I already admitted that all differences in the sound of a loudspeaker could be measured in theory. But in the real world that is not practical and for all practical purposes not even possible.
Immanuel Kant (1790-1835) inaugurated a Copernican revolution in philosophy, when he claimed that the subject doing the knowing constitutes, to a considerable extent, the object—i.e., that knowledge is in part constituted by a priori or transcendental factors (contributed by the mind itself), which the mind imposes upon the data of experience. Far from being a description of an external reality, knowledge is, to Kant, the product of the knowing subject. When the data are those of sense experience, the transcendental (mental) apparatus constitutes human experience or science, or makes it to be such.
What does that mean?

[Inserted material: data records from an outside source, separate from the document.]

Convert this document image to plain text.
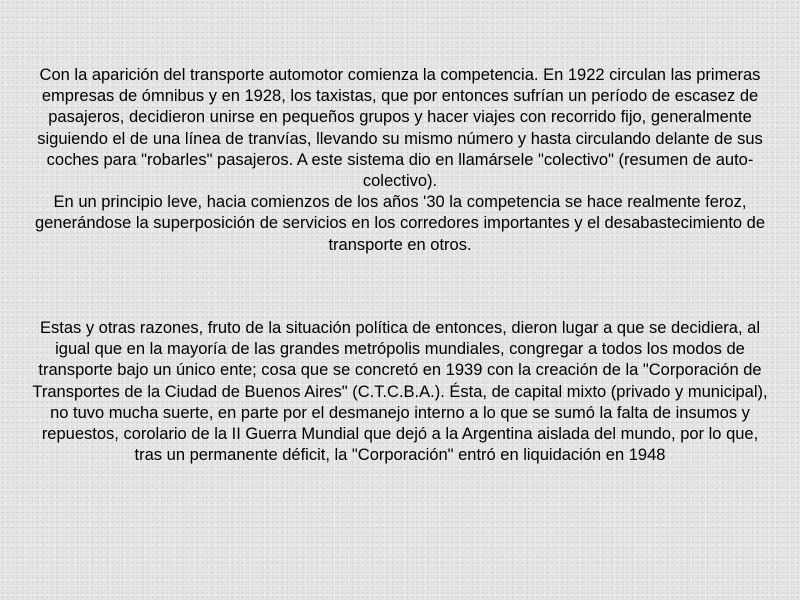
Con la aparición del transporte automotor comienza la competencia. En 1922 circulan las primeras empresas de ómnibus y en 1928, los taxistas, que por entonces sufrían un período de escasez de pasajeros, decidieron unirse en pequeños grupos y hacer viajes con recorrido fijo, generalmente siguiendo el de una línea de tranvías, llevando su mismo número y hasta circulando delante de sus coches para "robarles" pasajeros. A este sistema dio en llamársele "colectivo" (resumen de auto-colectivo).

En un principio leve, hacia comienzos de los años '30 la competencia se hace realmente feroz, generándose la superposición de servicios en los corredores importantes y el desabastecimiento de transporte en otros.

Estas y otras razones, fruto de la situación política de entonces, dieron lugar a que se decidiera, al igual que en la mayoría de las grandes metrópolis mundiales, congregar a todos los modos de transporte bajo un único ente; cosa que se concretó en 1939 con la creación de la "Corporación de Transportes de la Ciudad de Buenos Aires" (C.T.C.B.A.). Ésta, de capital mixto (privado y municipal), no tuvo mucha suerte, en parte por el desmanejo interno a lo que se sumó la falta de insumos y repuestos, corolario de la II Guerra Mundial que dejó a la Argentina aislada del mundo, por lo que, tras un permanente déficit, la "Corporación" entró en liquidación en 1948
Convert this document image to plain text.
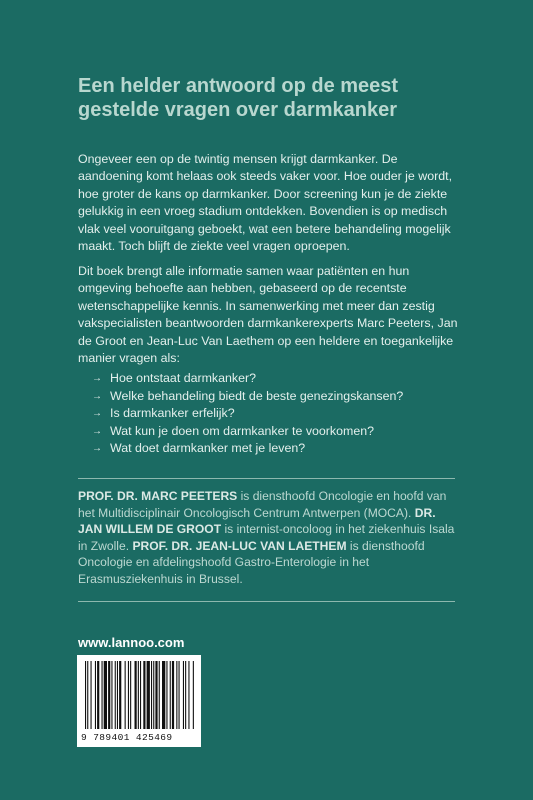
Een helder antwoord op de meest gestelde vragen over darmkanker

Ongeveer een op de twintig mensen krijgt darmkanker. De aandoening komt helaas ook steeds vaker voor. Hoe ouder je wordt, hoe groter de kans op darmkanker. Door screening kun je de ziekte gelukkig in een vroeg stadium ontdekken. Bovendien is op medisch vlak veel vooruitgang geboekt, wat een betere behandeling mogelijk maakt. Toch blijft de ziekte veel vragen oproepen.

Dit boek brengt alle informatie samen waar patiënten en hun omgeving behoefte aan hebben, gebaseerd op de recentste wetenschappelijke kennis. In samenwerking met meer dan zestig vakspecialisten beantwoorden darmkankerexperts Marc Peeters, Jan de Groot en Jean-Luc Van Laethem op een heldere en toegankelijke manier vragen als:

→ Hoe ontstaat darmkanker?
→ Welke behandeling biedt de beste genezingskansen?
→ Is darmkanker erfelijk?
→ Wat kun je doen om darmkanker te voorkomen?
→ Wat doet darmkanker met je leven?

PROF. DR. MARC PEETERS is diensthoofd Oncologie en hoofd van het Multidisciplinair Oncologisch Centrum Antwerpen (MOCA). DR. JAN WILLEM DE GROOT is internist-oncoloog in het ziekenhuis Isala in Zwolle. PROF. DR. JEAN-LUC VAN LAETHEM is diensthoofd Oncologie en afdelingshoofd Gastro-Enterologie in het Erasmusziekenhuis in Brussel.

www.lannoo.com

9 789401 425469
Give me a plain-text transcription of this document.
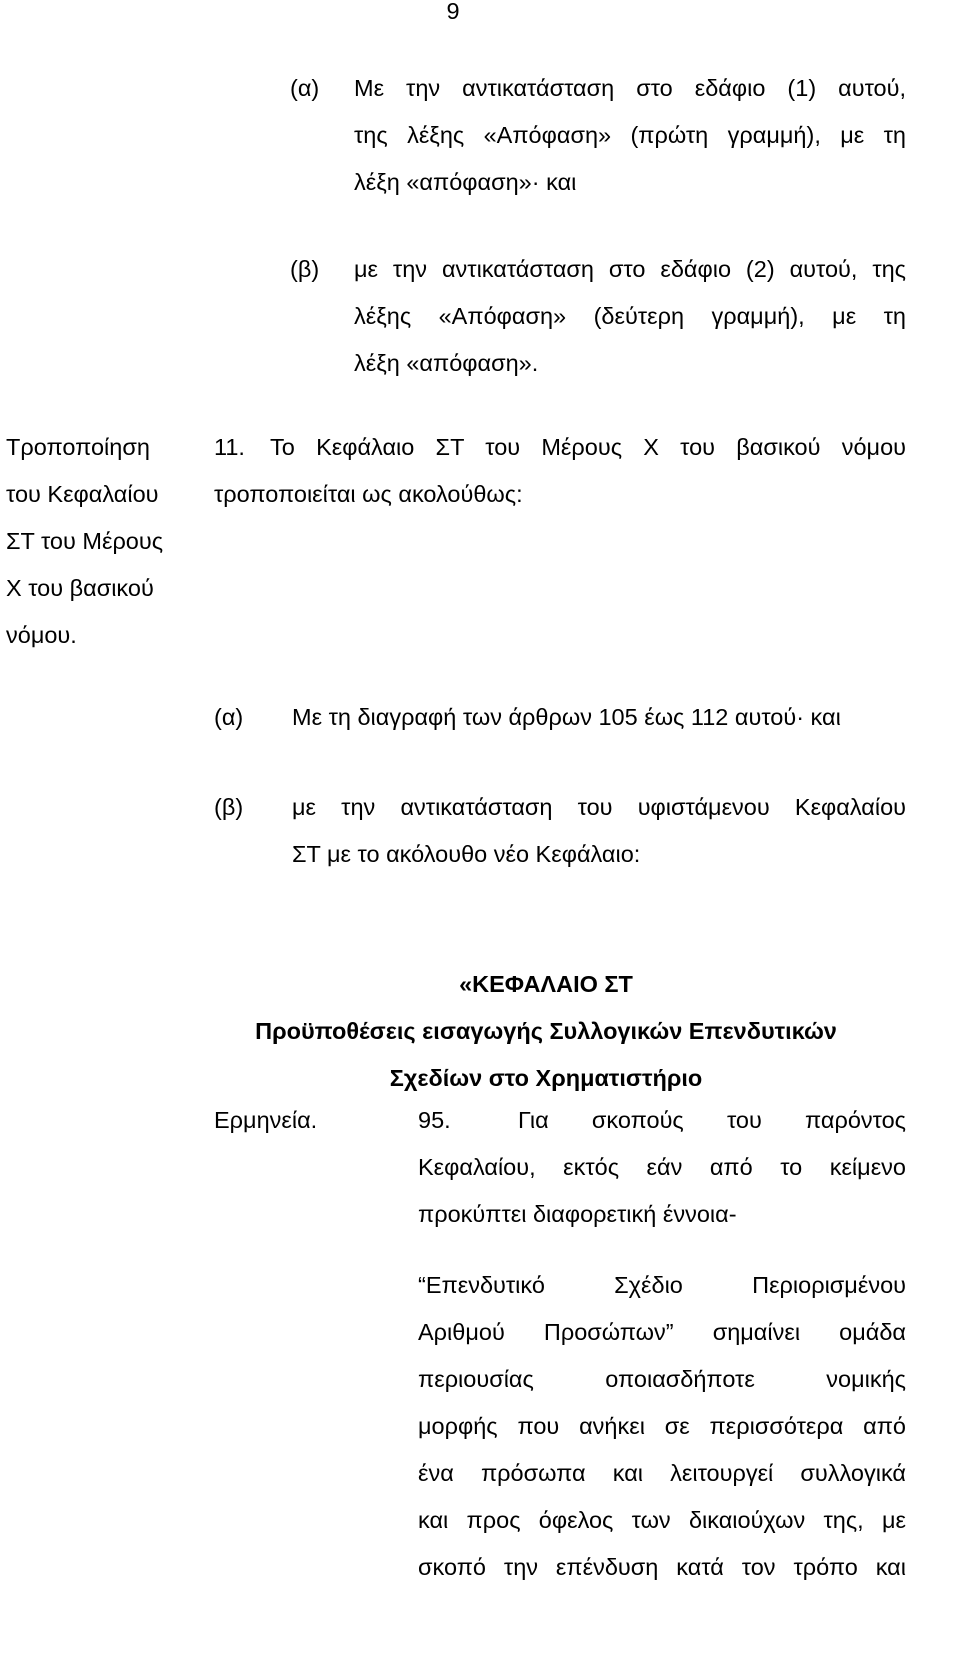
9
(α) Με την αντικατάσταση στο εδάφιο (1) αυτού,
της λέξης «Απόφαση» (πρώτη γραμμή), με τη
λέξη «απόφαση»· και
(β) με την αντικατάσταση στο εδάφιο (2) αυτού, της
λέξης «Απόφαση» (δεύτερη γραμμή), με τη
λέξη «απόφαση».
Τροποποίηση
του Κεφαλαίου
ΣΤ του Μέρους
Χ του βασικού
νόμου.
11. Το Κεφάλαιο ΣΤ του Μέρους Χ του βασικού νόμου
τροποποιείται ως ακολούθως:
(α) Με τη διαγραφή των άρθρων 105 έως 112 αυτού· και
(β) με την αντικατάσταση του υφιστάμενου Κεφαλαίου
ΣΤ με το ακόλουθο νέο Κεφάλαιο:
«ΚΕΦΑΛΑΙΟ ΣΤ
Προϋποθέσεις εισαγωγής Συλλογικών Επενδυτικών
Σχεδίων στο Χρηματιστήριο
Ερμηνεία.	95.	Για σκοπούς του παρόντος
Κεφαλαίου, εκτός εάν από το κείμενο
προκύπτει διαφορετική έννοια-
“Επενδυτικό Σχέδιο Περιορισμένου
Αριθμού Προσώπων” σημαίνει ομάδα
περιουσίας οποιασδήποτε νομικής
μορφής που ανήκει σε περισσότερα από
ένα πρόσωπα και λειτουργεί συλλογικά
και προς όφελος των δικαιούχων της, με
σκοπό την επένδυση κατά τον τρόπο και
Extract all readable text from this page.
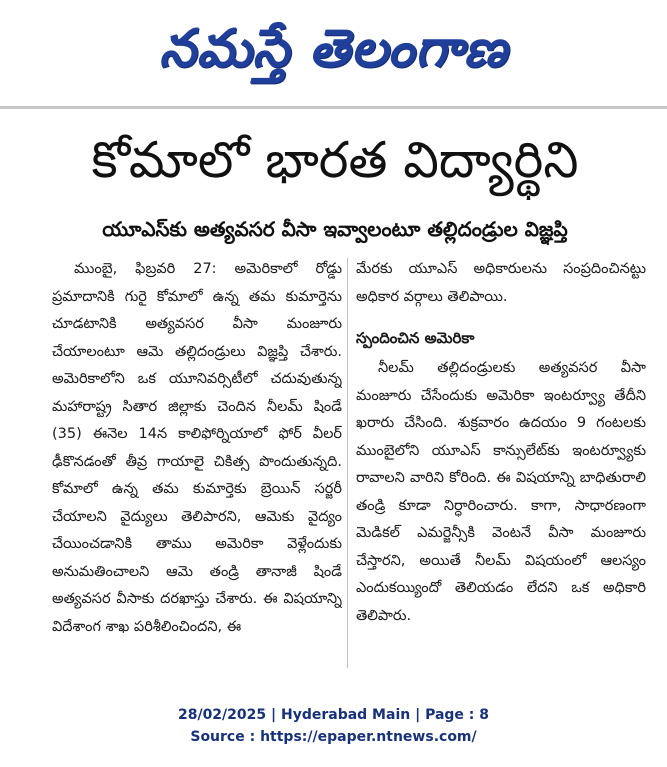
నమస్తే తెలంగాణ
కోమాలో భారత విద్యార్థిని
యూఎస్‌కు అత్యవసర వీసా ఇవ్వాలంటూ తల్లిదండ్రుల విజ్ఞప్తి

ముంబై, ఫిబ్రవరి 27: అమెరికాలో రోడ్డు ప్రమాదానికి గురై కోమాలో ఉన్న తమ కుమార్తెను చూడటానికి అత్యవసర వీసా మంజూరు చేయాలంటూ ఆమె తల్లిదండ్రులు విజ్ఞప్తి చేశారు. అమెరికాలోని ఒక యూనివర్సిటీలో చదువుతున్న మహారాష్ట్ర సితార జిల్లాకు చెందిన నీలమ్ షిండే (35) ఈనెల 14న కాలిఫోర్నియాలో ఫోర్ వీలర్ ఢీకొనడంతో తీవ్ర గాయాలై చికిత్స పొందుతున్నది. కోమాలో ఉన్న తమ కుమార్తెకు బ్రెయిన్ సర్జరీ చేయాలని వైద్యులు తెలిపారని, ఆమెకు వైద్యం చేయించడానికి తాము అమెరికా వెళ్లేందుకు అనుమతించాలని ఆమె తండ్రి తానాజీ షిండే అత్యవసర వీసాకు దరఖాస్తు చేశారు. ఈ విషయాన్ని విదేశాంగ శాఖ పరిశీలించిందని, ఈ

మేరకు యూఎస్ అధికారులను సంప్రదించినట్టు అధికార వర్గాలు తెలిపాయి.

స్పందించిన అమెరికా

నీలమ్ తల్లిదండ్రులకు అత్యవసర వీసా మంజూరు చేసేందుకు అమెరికా ఇంటర్వ్యూ తేదీని ఖరారు చేసింది. శుక్రవారం ఉదయం 9 గంటలకు ముంబైలోని యూఎస్ కాన్సులేట్‌కు ఇంటర్వ్యూకు రావాలని వారిని కోరింది. ఈ విషయాన్ని బాధితురాలి తండ్రి కూడా నిర్ధారించారు. కాగా, సాధారణంగా మెడికల్ ఎమర్జెన్సీకి వెంటనే వీసా మంజూరు చేస్తారని, అయితే నీలమ్ విషయంలో ఆలస్యం ఎందుకయ్యిందో తెలియడం లేదని ఒక అధికారి తెలిపారు.

28/02/2025 | Hyderabad Main | Page : 8
Source : https://epaper.ntnews.com/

It means that not everyone hears the same, and certainly not every human (much less other animals or humans as they evolve) hears the same as instruments "hear" things. The differences in hearing ability is much wider from person to person than most people realize, and even if two people have the same measured hearing ability (almost always measured with headphones), not everyone has the same size, same shape, and same angle of their earlobes. Try cupping your ears with your hands when listening to music, and you will probably find the difference to be astounding. This subjectivity, especially with regard to speakers, obviously goes way beyond this, such as how the listening room (not just our ears) vary from one to another, or from one place in the room to another, etc, etc. The permutations are infinite,
Then there are complexities of measuring the speaker system itself. Almost all measurements that I know of are done a single frequency at a time. Even a frequency response curve is done with a frequency sweep, but measuring a single frequency at a time. But in music, there are almost always going to be multiple frequencies coming out of the same driver at the same time. This can drastically alter the performance of a speaker driver, and the speaker system.
For example, when Amir (ASR) evaluated the GR Research LGK 2.0 (see link below), he noticed
during a listening test (some on this forum claim Amir doesn't think listening tests are useful, so I guess he was forced to do it at gunpoint), that when a female voice and a bass note were playing at the same time, this single driver speaker system completely fell apart, even though it measured well and sounded good when the individual notes were played. So how would one measure this? Yes, some objective tests could be devised to measure the distortion when multiple frequencies are playing on the same driver, but there are an infinite number of different frequencies (and an infinite number of combinations of frequencies) that could be measured. And even if that could be done, how would one know which where the most important combinations, and which were unlikely to make a difference with real-world music (not to mention that not all music has the same frequencies, and people have different music preferences, and there are big differences in the hearing ability of people). So all this talk about objective testing is fine and very useful, so long as one does not take it to the extreme and erroneously believe that measurements represent some kind of absolutely true and objective testing that can always be relied on to determine the differences in speakers.